Kobe Bryant and Phil Jackson, quote machines: Mamba entered the game 38 points short of reaching the 22,000-point mark faster than any other player. Had he done it, he would have beaten Chamberlain to that total by one day, according to the Elias Sports Bureau. It didn't happen, though. Kobe was content to score only 23 in yet another Laker victory.
"To be honest, I don't follow anything of that sort. I just go out there and do what I do. I don't care about that stuff. You guys got me all wrong. I just play. I play hard, and I play the same way all the time. I never concern myself with milestones or anything like that."
Hm. Phil Jackson doesn't quite agree. Before the game, he said: "Somebody put in the paper that Kobe needed 38 points tonight to be the youngest player to ever reach that particular thing. I mean, that was like putting a carrot in front of a donkey. That could really mess up the game for us tonight." And after the game, he reiterated his point: "Kobe does have agendas at times that will come out. A couple of years ago when things didn't go well, he went on that tear. So he could get into that.
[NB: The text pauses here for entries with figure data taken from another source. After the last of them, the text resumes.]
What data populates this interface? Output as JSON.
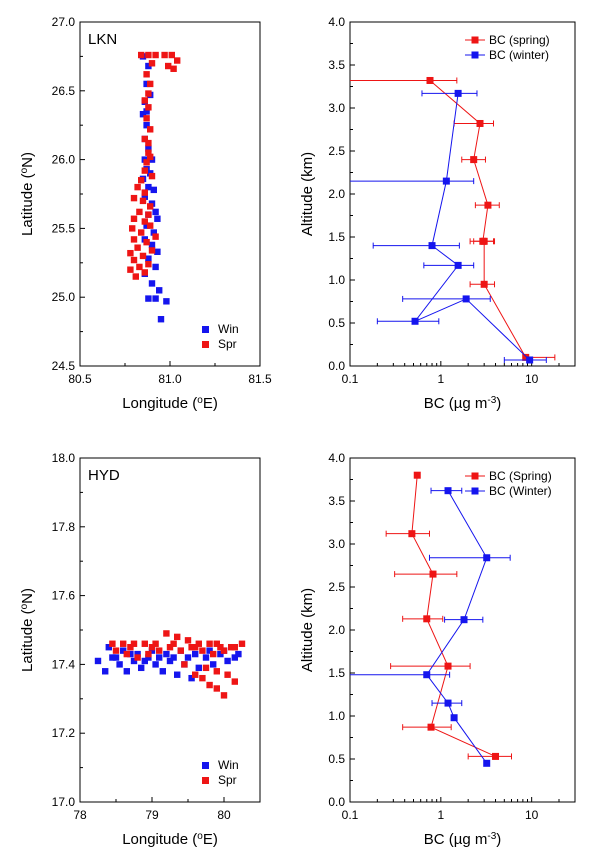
{
  "chart_data": [
    {
      "id": "lkn-track",
      "type": "scatter",
      "panel_label": "LKN",
      "xlabel": "Longitude (oE)",
      "ylabel": "Latitude (oN)",
      "xlim": [
        80.5,
        81.5
      ],
      "ylim": [
        24.5,
        27.0
      ],
      "xticks": [
        80.5,
        81.0,
        81.5
      ],
      "xticklabels": [
        "80.5",
        "81.0",
        "81.5"
      ],
      "yticks": [
        24.5,
        25.0,
        25.5,
        26.0,
        26.5,
        27.0
      ],
      "yticklabels": [
        "24.5",
        "25.0",
        "25.5",
        "26.0",
        "26.5",
        "27.0"
      ],
      "legend": "bottom-right",
      "series": [
        {
          "name": "Win",
          "color": "#1515ee",
          "points": [
            [
              80.85,
              26.75
            ],
            [
              80.88,
              26.68
            ],
            [
              80.87,
              26.55
            ],
            [
              80.86,
              26.42
            ],
            [
              80.85,
              26.33
            ],
            [
              80.87,
              26.25
            ],
            [
              80.86,
              26.15
            ],
            [
              80.88,
              26.08
            ],
            [
              80.86,
              26.0
            ],
            [
              80.87,
              25.93
            ],
            [
              80.85,
              25.86
            ],
            [
              80.88,
              25.8
            ],
            [
              80.86,
              25.73
            ],
            [
              80.9,
              25.68
            ],
            [
              80.88,
              25.6
            ],
            [
              80.93,
              25.57
            ],
            [
              80.87,
              25.52
            ],
            [
              80.91,
              25.47
            ],
            [
              80.86,
              25.42
            ],
            [
              80.9,
              25.38
            ],
            [
              80.93,
              25.33
            ],
            [
              80.88,
              25.28
            ],
            [
              80.92,
              25.22
            ],
            [
              80.86,
              25.17
            ],
            [
              80.9,
              25.1
            ],
            [
              80.94,
              25.05
            ],
            [
              80.88,
              24.99
            ],
            [
              80.92,
              24.99
            ],
            [
              80.98,
              24.97
            ],
            [
              80.95,
              24.84
            ],
            [
              80.89,
              26.47
            ],
            [
              80.87,
              26.35
            ],
            [
              80.9,
              26.0
            ],
            [
              80.89,
              25.9
            ],
            [
              80.91,
              25.78
            ],
            [
              80.92,
              25.62
            ]
          ]
        },
        {
          "name": "Spr",
          "color": "#ee1515",
          "points": [
            [
              80.84,
              26.76
            ],
            [
              80.88,
              26.76
            ],
            [
              80.92,
              26.76
            ],
            [
              80.97,
              26.76
            ],
            [
              81.01,
              26.76
            ],
            [
              81.04,
              26.72
            ],
            [
              80.99,
              26.68
            ],
            [
              81.02,
              26.66
            ],
            [
              80.9,
              26.7
            ],
            [
              80.87,
              26.62
            ],
            [
              80.89,
              26.55
            ],
            [
              80.88,
              26.48
            ],
            [
              80.86,
              26.43
            ],
            [
              80.88,
              26.38
            ],
            [
              80.87,
              26.3
            ],
            [
              80.89,
              26.22
            ],
            [
              80.86,
              26.15
            ],
            [
              80.88,
              26.05
            ],
            [
              80.87,
              25.98
            ],
            [
              80.86,
              25.92
            ],
            [
              80.84,
              25.85
            ],
            [
              80.82,
              25.8
            ],
            [
              80.86,
              25.76
            ],
            [
              80.8,
              25.72
            ],
            [
              80.85,
              25.7
            ],
            [
              80.89,
              25.66
            ],
            [
              80.83,
              25.62
            ],
            [
              80.8,
              25.57
            ],
            [
              80.86,
              25.55
            ],
            [
              80.79,
              25.5
            ],
            [
              80.84,
              25.47
            ],
            [
              80.8,
              25.42
            ],
            [
              80.87,
              25.4
            ],
            [
              80.82,
              25.36
            ],
            [
              80.78,
              25.32
            ],
            [
              80.85,
              25.3
            ],
            [
              80.8,
              25.27
            ],
            [
              80.83,
              25.22
            ],
            [
              80.78,
              25.2
            ],
            [
              80.81,
              25.15
            ],
            [
              80.86,
              25.18
            ],
            [
              80.88,
              25.24
            ],
            [
              80.9,
              25.34
            ],
            [
              80.92,
              25.44
            ],
            [
              80.89,
              25.52
            ],
            [
              80.88,
              25.6
            ],
            [
              80.9,
              25.88
            ],
            [
              80.89,
              26.02
            ],
            [
              80.88,
              26.12
            ]
          ]
        }
      ]
    },
    {
      "id": "lkn-profile",
      "type": "line",
      "xscale": "log",
      "xlabel": "BC (µg m-3)",
      "ylabel": "Altitude (km)",
      "xlim": [
        0.1,
        30
      ],
      "ylim": [
        0.0,
        4.0
      ],
      "xticks": [
        0.1,
        1,
        10
      ],
      "xticklabels": [
        "0.1",
        "1",
        "10"
      ],
      "yticks": [
        0.0,
        0.5,
        1.0,
        1.5,
        2.0,
        2.5,
        3.0,
        3.5,
        4.0
      ],
      "yticklabels": [
        "0.0",
        "0.5",
        "1.0",
        "1.5",
        "2.0",
        "2.5",
        "3.0",
        "3.5",
        "4.0"
      ],
      "legend": "top-right",
      "series": [
        {
          "name": "BC (spring)",
          "color": "#ee1515",
          "x": [
            8.6,
            3.0,
            3.0,
            2.9,
            3.3,
            2.3,
            2.7,
            0.76
          ],
          "y": [
            0.1,
            0.95,
            1.45,
            1.45,
            1.87,
            2.4,
            2.82,
            3.32
          ],
          "xerr_low": [
            8.3,
            2.1,
            2.1,
            2.3,
            2.4,
            1.7,
            1.4,
            0.02
          ],
          "xerr_high": [
            18.0,
            3.9,
            3.9,
            3.8,
            4.4,
            3.1,
            3.8,
            1.5
          ]
        },
        {
          "name": "BC (winter)",
          "color": "#1515ee",
          "x": [
            9.5,
            1.9,
            0.52,
            1.55,
            0.8,
            1.15,
            1.55
          ],
          "y": [
            0.07,
            0.78,
            0.52,
            1.17,
            1.4,
            2.15,
            3.17
          ],
          "xerr_low": [
            5.0,
            0.38,
            0.2,
            0.65,
            0.18,
            0.02,
            0.62
          ],
          "xerr_high": [
            14.5,
            3.5,
            0.95,
            2.3,
            1.6,
            2.3,
            2.5
          ]
        }
      ]
    },
    {
      "id": "hyd-track",
      "type": "scatter",
      "panel_label": "HYD",
      "xlabel": "Longitude (oE)",
      "ylabel": "Latitude (oN)",
      "xlim": [
        78.0,
        80.5
      ],
      "ylim": [
        17.0,
        18.0
      ],
      "xticks": [
        78,
        79,
        80
      ],
      "xticklabels": [
        "78",
        "79",
        "80"
      ],
      "yticks": [
        17.0,
        17.2,
        17.4,
        17.6,
        17.8,
        18.0
      ],
      "yticklabels": [
        "17.0",
        "17.2",
        "17.4",
        "17.6",
        "17.8",
        "18.0"
      ],
      "legend": "bottom-right",
      "series": [
        {
          "name": "Win",
          "color": "#1515ee",
          "points": [
            [
              78.25,
              17.41
            ],
            [
              78.35,
              17.38
            ],
            [
              78.45,
              17.42
            ],
            [
              78.55,
              17.4
            ],
            [
              78.65,
              17.38
            ],
            [
              78.75,
              17.41
            ],
            [
              78.85,
              17.39
            ],
            [
              78.95,
              17.42
            ],
            [
              79.05,
              17.4
            ],
            [
              79.15,
              17.38
            ],
            [
              79.25,
              17.41
            ],
            [
              79.35,
              17.37
            ],
            [
              79.45,
              17.4
            ],
            [
              79.55,
              17.36
            ],
            [
              79.65,
              17.39
            ],
            [
              79.75,
              17.42
            ],
            [
              79.85,
              17.4
            ],
            [
              79.95,
              17.43
            ],
            [
              80.05,
              17.41
            ],
            [
              80.15,
              17.42
            ],
            [
              78.4,
              17.45
            ],
            [
              78.6,
              17.44
            ],
            [
              78.8,
              17.43
            ],
            [
              79.0,
              17.44
            ],
            [
              79.2,
              17.43
            ],
            [
              79.4,
              17.44
            ],
            [
              79.6,
              17.43
            ],
            [
              79.8,
              17.44
            ],
            [
              80.0,
              17.44
            ],
            [
              80.2,
              17.43
            ],
            [
              78.5,
              17.42
            ],
            [
              78.7,
              17.43
            ],
            [
              78.9,
              17.41
            ],
            [
              79.1,
              17.42
            ],
            [
              79.3,
              17.42
            ],
            [
              79.5,
              17.42
            ]
          ]
        },
        {
          "name": "Spr",
          "color": "#ee1515",
          "points": [
            [
              78.45,
              17.46
            ],
            [
              78.6,
              17.46
            ],
            [
              78.75,
              17.46
            ],
            [
              78.9,
              17.46
            ],
            [
              79.05,
              17.46
            ],
            [
              79.2,
              17.49
            ],
            [
              79.35,
              17.48
            ],
            [
              79.5,
              17.47
            ],
            [
              79.65,
              17.46
            ],
            [
              79.8,
              17.46
            ],
            [
              79.95,
              17.45
            ],
            [
              80.1,
              17.45
            ],
            [
              80.25,
              17.46
            ],
            [
              78.5,
              17.44
            ],
            [
              78.65,
              17.43
            ],
            [
              78.8,
              17.42
            ],
            [
              78.95,
              17.43
            ],
            [
              79.1,
              17.44
            ],
            [
              79.25,
              17.45
            ],
            [
              79.4,
              17.44
            ],
            [
              79.55,
              17.45
            ],
            [
              79.7,
              17.44
            ],
            [
              79.85,
              17.43
            ],
            [
              80.0,
              17.44
            ],
            [
              80.15,
              17.45
            ],
            [
              79.45,
              17.4
            ],
            [
              79.6,
              17.37
            ],
            [
              79.7,
              17.36
            ],
            [
              79.8,
              17.34
            ],
            [
              79.9,
              17.33
            ],
            [
              80.0,
              17.31
            ],
            [
              79.75,
              17.39
            ],
            [
              79.9,
              17.38
            ],
            [
              80.05,
              17.37
            ],
            [
              80.15,
              17.35
            ],
            [
              78.7,
              17.45
            ],
            [
              79.0,
              17.45
            ],
            [
              79.3,
              17.46
            ],
            [
              79.6,
              17.45
            ],
            [
              79.9,
              17.46
            ]
          ]
        }
      ]
    },
    {
      "id": "hyd-profile",
      "type": "line",
      "xscale": "log",
      "xlabel": "BC (µg m-3)",
      "ylabel": "Altitude (km)",
      "xlim": [
        0.1,
        30
      ],
      "ylim": [
        0.0,
        4.0
      ],
      "xticks": [
        0.1,
        1,
        10
      ],
      "xticklabels": [
        "0.1",
        "1",
        "10"
      ],
      "yticks": [
        0.0,
        0.5,
        1.0,
        1.5,
        2.0,
        2.5,
        3.0,
        3.5,
        4.0
      ],
      "yticklabels": [
        "0.0",
        "0.5",
        "1.0",
        "1.5",
        "2.0",
        "2.5",
        "3.0",
        "3.5",
        "4.0"
      ],
      "legend": "top-right",
      "series": [
        {
          "name": "BC (Spring)",
          "color": "#ee1515",
          "x": [
            4.0,
            0.78,
            1.2,
            0.7,
            0.82,
            0.48,
            0.55
          ],
          "y": [
            0.53,
            0.87,
            1.58,
            2.13,
            2.65,
            3.12,
            3.8
          ],
          "xerr_low": [
            2.0,
            0.38,
            0.28,
            0.38,
            0.31,
            0.25,
            null
          ],
          "xerr_high": [
            6.0,
            1.3,
            2.1,
            1.05,
            1.5,
            0.75,
            null
          ]
        },
        {
          "name": "BC (Winter)",
          "color": "#1515ee",
          "x": [
            3.2,
            1.4,
            1.2,
            0.7,
            1.8,
            3.2,
            1.2
          ],
          "y": [
            0.45,
            0.98,
            1.15,
            1.48,
            2.12,
            2.84,
            3.62
          ],
          "xerr_low": [
            null,
            null,
            0.8,
            0.02,
            1.1,
            0.75,
            0.78
          ],
          "xerr_high": [
            null,
            null,
            1.7,
            1.25,
            2.9,
            5.8,
            1.7
          ]
        }
      ]
    }
  ]
}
It's a long season, but I hope he stays focused on what the overall plan is." Ah, trust.
Mario Brothers: Austin Croshere (Bucks) had a 25-second Mario against the Pistoins; Shannon Brown (Bobcats) had a 20-second Mario against the Pacers; Ryan Hollins (Bobcats) had a two-second Super Mario against the Pacers (which makes him and Brown "Mario Brothers"); Jerryd Bayless and Ike Diogu (Blazers) both had 39-second Marios against the Hornets (making them "Mario Brothers"); Joe Alexander (Bucks) had a 20-second Mario against the Cavaliers; Renaldo Blackman (Nuggets) had a 16-second Mario against the Rockets.
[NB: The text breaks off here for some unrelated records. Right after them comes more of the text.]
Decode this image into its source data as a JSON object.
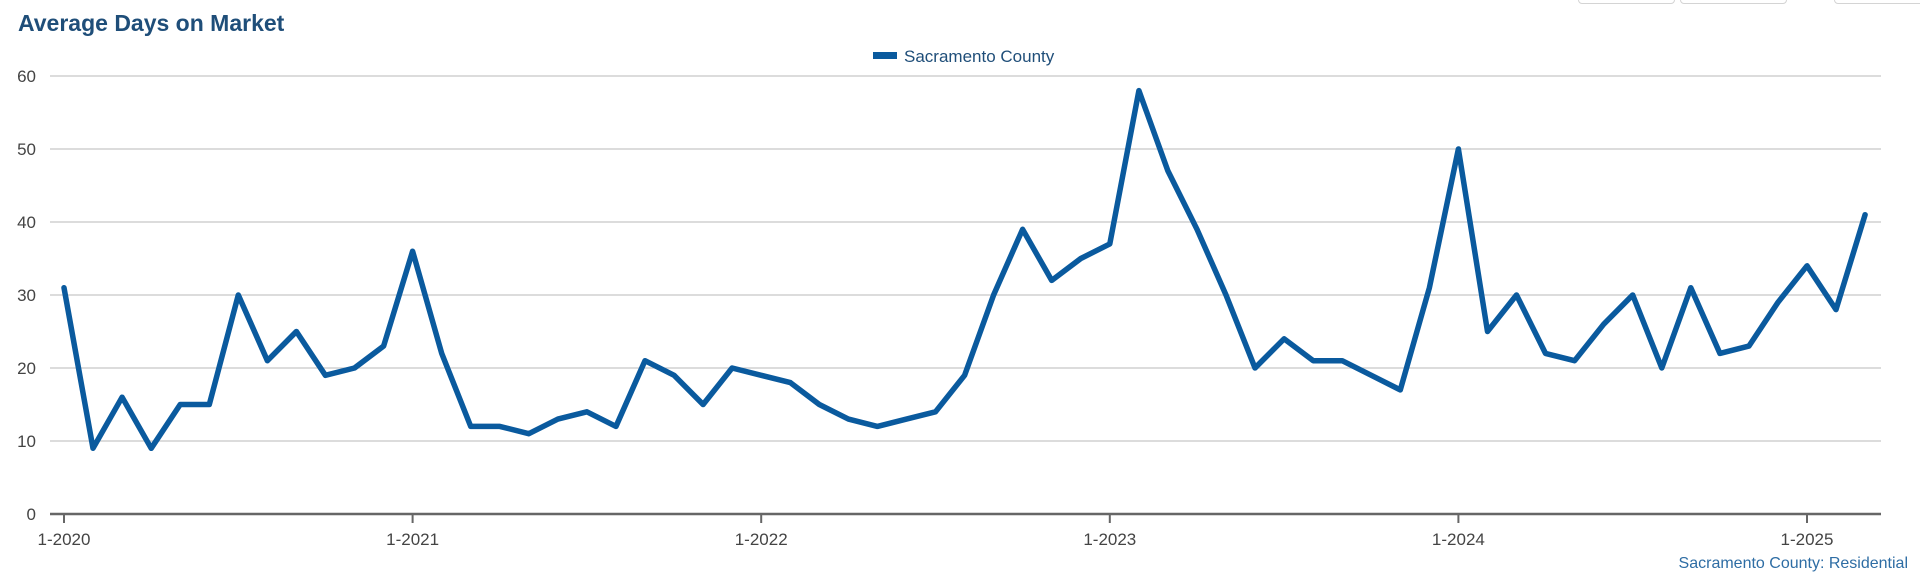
{
  "chart_data": {
    "type": "line",
    "title": "Average Days on Market",
    "x": [
      "1-2020",
      "2-2020",
      "3-2020",
      "4-2020",
      "5-2020",
      "6-2020",
      "7-2020",
      "8-2020",
      "9-2020",
      "10-2020",
      "11-2020",
      "12-2020",
      "1-2021",
      "2-2021",
      "3-2021",
      "4-2021",
      "5-2021",
      "6-2021",
      "7-2021",
      "8-2021",
      "9-2021",
      "10-2021",
      "11-2021",
      "12-2021",
      "1-2022",
      "2-2022",
      "3-2022",
      "4-2022",
      "5-2022",
      "6-2022",
      "7-2022",
      "8-2022",
      "9-2022",
      "10-2022",
      "11-2022",
      "12-2022",
      "1-2023",
      "2-2023",
      "3-2023",
      "4-2023",
      "5-2023",
      "6-2023",
      "7-2023",
      "8-2023",
      "9-2023",
      "10-2023",
      "11-2023",
      "12-2023",
      "1-2024",
      "2-2024",
      "3-2024",
      "4-2024",
      "5-2024",
      "6-2024",
      "7-2024",
      "8-2024",
      "9-2024",
      "10-2024",
      "11-2024",
      "12-2024",
      "1-2025",
      "2-2025",
      "3-2025"
    ],
    "x_tick_labels": [
      "1-2020",
      "1-2021",
      "1-2022",
      "1-2023",
      "1-2024",
      "1-2025"
    ],
    "series": [
      {
        "name": "Sacramento County",
        "values": [
          31,
          9,
          16,
          9,
          15,
          15,
          30,
          21,
          25,
          19,
          20,
          23,
          36,
          22,
          12,
          12,
          11,
          13,
          14,
          12,
          21,
          19,
          15,
          20,
          19,
          18,
          15,
          13,
          12,
          13,
          14,
          19,
          30,
          39,
          32,
          35,
          37,
          58,
          47,
          39,
          30,
          20,
          24,
          21,
          21,
          19,
          17,
          31,
          50,
          25,
          30,
          22,
          21,
          26,
          30,
          20,
          31,
          22,
          23,
          29,
          34,
          28,
          41
        ]
      }
    ],
    "ylim": [
      0,
      60
    ],
    "yticks": [
      0,
      10,
      20,
      30,
      40,
      50,
      60
    ],
    "grid": true,
    "legend_position": "top-center",
    "colors": {
      "line": "#0a5a9e",
      "grid": "#c8c8c8",
      "axis": "#666666",
      "title": "#1f4e79"
    }
  },
  "footer": {
    "source": "Sacramento County: Residential"
  }
}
Trillionaire Club: Will Bynum (Pistons) had a two trillion against the Bucks; Jared Dudley (Bobcats) had a three trillion against the Celtics; Brian Cardinal (Timberwolves) had a two trillion against the Nuggets; Steve Novak (Clippers) had a four trillion against the Heat.
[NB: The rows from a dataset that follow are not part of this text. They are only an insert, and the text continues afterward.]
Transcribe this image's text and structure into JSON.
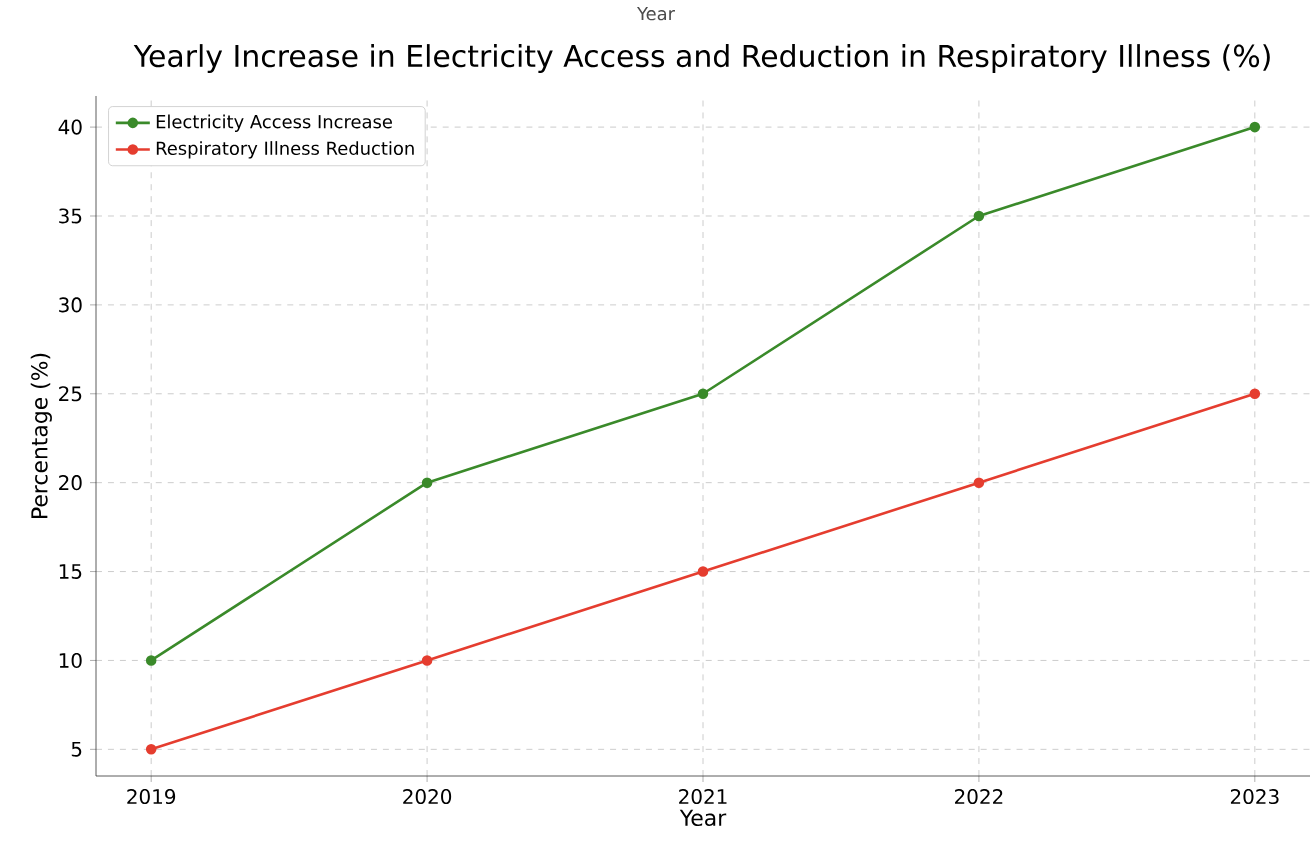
{
  "chart_data": {
    "type": "line",
    "title": "Yearly Increase in Electricity Access and Reduction in Respiratory Illness (%)",
    "xlabel": "Year",
    "ylabel": "Percentage (%)",
    "annotations": [
      "Year"
    ],
    "x": [
      2019,
      2020,
      2021,
      2022,
      2023
    ],
    "series": [
      {
        "name": "Electricity Access Increase",
        "color": "#3a8a2a",
        "values": [
          10,
          20,
          25,
          35,
          40
        ]
      },
      {
        "name": "Respiratory Illness Reduction",
        "color": "#e53d2f",
        "values": [
          5,
          10,
          15,
          20,
          25
        ]
      }
    ],
    "xlim": [
      2018.8,
      2023.2
    ],
    "ylim": [
      3.5,
      41.75
    ],
    "xticks": [
      2019,
      2020,
      2021,
      2022,
      2023
    ],
    "yticks": [
      5,
      10,
      15,
      20,
      25,
      30,
      35,
      40
    ],
    "grid": true,
    "legend": "top left",
    "marker": "circle",
    "line_style": "solid"
  }
}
Suck Differentialists: Kareem Rush (Sixers) +1 against the Celtics; Tarence Kinsey (Cavs) +1 against the Warriors; Walter Sharpe (Pistons) +2 against the Bucks; Stephen Graham (Pacers) +2 against the Magic; Brian Scalabrine (Celtics) +2 against the Bobcats; Rodney Carney (Timberwolves) +1 against the Nuggets; Von Wafer (Rockets) +5 against the Spurs; Maurice Ager (Nets) +1 against the Jazz; Kareem Rush (Sixers) +2 against the Bulls; Reggie Evans (Sixers) +4 against the Bulls; Stromile Swift (Nets) +3 against the Suns.